7 Replies Latest reply: Jan 23, 2013 8:57 AM by chris227 RSS

    REGEXP_REPLACE to conditionally remove vowels

    Another_user
      I am dynamically creating triggers on most of the tables in my schema. The general naming convention is <TABLE_NAME> || AUDIT.  Oracle obviously restricts us to 30 characters in the object name so some of my DDLs would fail for the name being too long.  It is easy to generate these when there are <=  24 characters, as 24 + (AUDIT) = 30 in length. So I am looking for a regular expression to dynamically remove vowels from the string, starting at the end, and up to minimum number of occurrences required to be <= 30 total characters.

      Thanks for any help you can provide here.
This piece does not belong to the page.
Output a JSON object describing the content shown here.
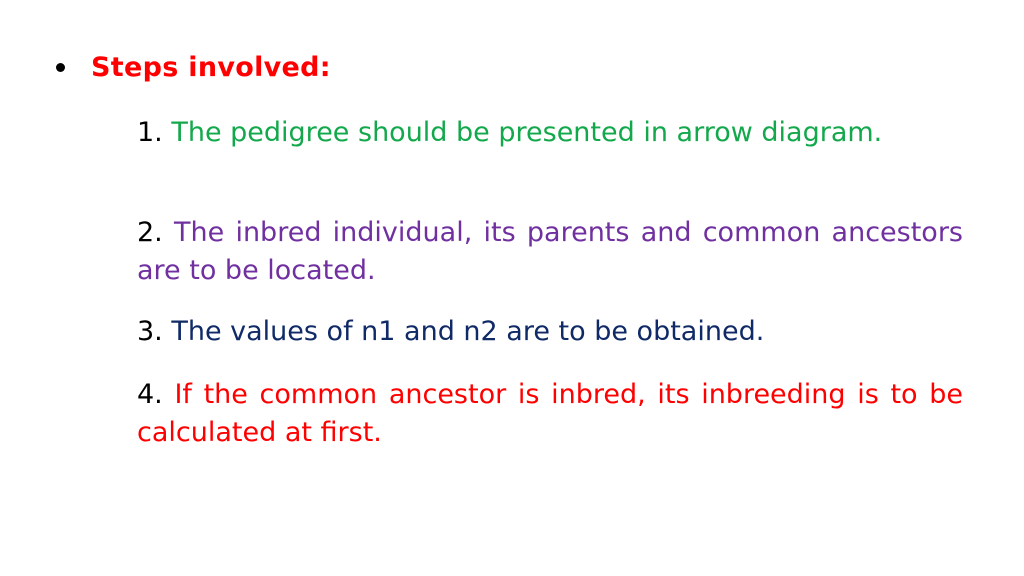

      CREATE TABLE T ( COL VARCHAR2(30));
      
      INSERT INTO T VALUES ('EMPLOYEES');
      
      INSERT INTO T VALUES ('ORDERS');
      
      INSERT INTO T VALUES ('SOME_REALLY_LONG_TABLE_NAME');
      
      INSERT INTO T VALUES ('SOME_REALLY_LONG_TABLE_NAME_4U');
      
      
      Expected output:
      
      EMPLOYEES,                          EMPLOYEES_AUDIT
      ORDERS,                             ORDERS_AUDIT
      SOME_REALLY_LONG_TABLE_NAME,        SOME_REALLY_LONG_TABL_NM_AUDIT
      SOME_REALLY_LONG_TABLE_NAME_4U,     SOME_REALLY_LNG_TBL_NM_4_AUDIT
        • 1. Re: REGEXP_REPLACE to conditionally remove vowels
          Frank Kulash
          Hi,
          Another_user wrote:
          I am dynamically creating triggers
          Make sure you really need to do this first. Dynamic anything is questionable, dynamically writing triggers is especially so.
          on most of the tables in my schema. The general naming convention is <TABLE_NAME> || AUDIT.  Oracle obviously restricts us to 30 characters in the object name so some of my DDLs would fail for the name being too long.  It is easy to generate these when there are <=  24 characters, as 24 + (AUDIT) = 30 in length. So I am looking for a regular expression to dynamically remove vowels from the string, starting at the end, and up to minimum number of occurrences required to be <= 30 total characters.
          Since you need PL/SQL anyway to create the trigger, I would use PL/SQL to strip off the vowels, starting at the end, until you get a string that's 24 characters or less. After removing all vowels you might still have names that are too long, in which case you can start removing consonants, too.
          • 2. Re: REGEXP_REPLACE to conditionally remove vowels
            Another_user
            Thanks for the insight Frank. By dynamically, I mean this is a one-time task against the data dictionary to generate the code.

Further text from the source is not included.